Georges Bizet (1838-1875) était un compositeur romantique français surtout connu pour son opéra Carmen et la musique instrumentale de la pièce de théâtre L'Arlésienne. Aucun de ses premiers opéras n'avait connu de grand succès, et même Carmen mit plusieurs mois à être acclamé par le public et la critique, trop tard pour que le compositeur, qui mourut d'une crise cardiaque à l'âge de 36 ans, puisse en profiter.

Jeunesse

Alexandre César Léopold Bizet (plus tard connu simplement sous le nom de Georges Bizet) vit le jour à Paris le 25 octobre 1838. Son père, Adolphe Bizet, était perruquier et coiffeur, mais il enseignait occasionnellement le chant.

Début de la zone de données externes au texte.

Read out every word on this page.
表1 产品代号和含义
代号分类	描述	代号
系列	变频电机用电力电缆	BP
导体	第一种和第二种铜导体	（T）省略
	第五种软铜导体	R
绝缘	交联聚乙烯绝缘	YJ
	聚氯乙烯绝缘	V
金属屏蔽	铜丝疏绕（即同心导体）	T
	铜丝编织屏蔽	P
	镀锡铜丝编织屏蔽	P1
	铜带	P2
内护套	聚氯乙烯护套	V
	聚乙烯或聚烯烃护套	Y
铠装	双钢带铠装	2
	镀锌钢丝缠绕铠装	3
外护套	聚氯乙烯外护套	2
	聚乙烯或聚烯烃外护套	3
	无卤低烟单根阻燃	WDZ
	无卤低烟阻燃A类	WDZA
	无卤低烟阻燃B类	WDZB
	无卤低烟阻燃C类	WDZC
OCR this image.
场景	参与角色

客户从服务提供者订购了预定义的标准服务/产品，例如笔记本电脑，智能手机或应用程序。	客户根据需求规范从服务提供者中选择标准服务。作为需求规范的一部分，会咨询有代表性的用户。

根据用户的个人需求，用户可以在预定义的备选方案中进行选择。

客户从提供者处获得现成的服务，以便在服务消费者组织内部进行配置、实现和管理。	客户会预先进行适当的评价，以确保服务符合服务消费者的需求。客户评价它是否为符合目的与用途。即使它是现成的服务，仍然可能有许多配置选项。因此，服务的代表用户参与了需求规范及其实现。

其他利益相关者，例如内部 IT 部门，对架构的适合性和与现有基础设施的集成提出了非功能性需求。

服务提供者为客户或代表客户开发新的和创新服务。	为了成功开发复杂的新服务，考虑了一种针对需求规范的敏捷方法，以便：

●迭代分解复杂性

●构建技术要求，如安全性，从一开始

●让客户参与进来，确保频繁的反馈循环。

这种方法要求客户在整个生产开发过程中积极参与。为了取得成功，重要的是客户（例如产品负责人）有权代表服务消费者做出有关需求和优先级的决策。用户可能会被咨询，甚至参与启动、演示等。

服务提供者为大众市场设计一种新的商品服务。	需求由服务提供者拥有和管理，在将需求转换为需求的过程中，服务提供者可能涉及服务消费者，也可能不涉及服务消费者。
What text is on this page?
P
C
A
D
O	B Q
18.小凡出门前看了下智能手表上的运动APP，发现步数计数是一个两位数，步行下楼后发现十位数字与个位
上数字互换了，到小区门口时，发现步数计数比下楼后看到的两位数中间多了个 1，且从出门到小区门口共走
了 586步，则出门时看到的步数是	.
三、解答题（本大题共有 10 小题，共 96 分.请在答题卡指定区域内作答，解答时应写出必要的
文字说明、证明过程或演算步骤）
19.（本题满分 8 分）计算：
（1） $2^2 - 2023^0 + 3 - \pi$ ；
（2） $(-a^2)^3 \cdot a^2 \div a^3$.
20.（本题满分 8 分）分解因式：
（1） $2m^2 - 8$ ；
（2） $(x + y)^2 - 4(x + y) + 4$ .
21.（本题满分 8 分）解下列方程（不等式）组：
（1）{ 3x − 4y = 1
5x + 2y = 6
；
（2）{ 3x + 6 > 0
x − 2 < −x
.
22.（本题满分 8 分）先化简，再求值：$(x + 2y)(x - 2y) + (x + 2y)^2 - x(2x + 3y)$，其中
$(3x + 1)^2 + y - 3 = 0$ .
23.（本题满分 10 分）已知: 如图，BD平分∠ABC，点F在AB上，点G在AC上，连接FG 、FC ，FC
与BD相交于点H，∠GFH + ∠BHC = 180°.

La mère de Georges, Aimée Delsarte, était la fille d'un homme d'affaires prospère, et elle avait également des talents musicaux, cette fois en tant que pianiste. Georges fit preuve d'un grand talent musical dès son plus jeune âge et fut inscrit au Conservatoire de Paris à l'âge de neuf ans (un an de moins que ce qui est normalement autorisé, mais sa tante et son oncle maternel auraient tiré quelques ficelles). En 1855, alors qu'il n'avait que 17 ans, Georges écrivit sa Symphonie en ut. Georges était un élève vedette du Conservatoire, où il remporta le prix de Rome en 1857, ainsi que plusieurs autres prix, notamment de composition, avec l'opéra en un acte Le docteur miracle. Il reçut d'autres prix pour son jeu de piano et d'orgue et pour deux cantates, David et Clovis et Clotilde.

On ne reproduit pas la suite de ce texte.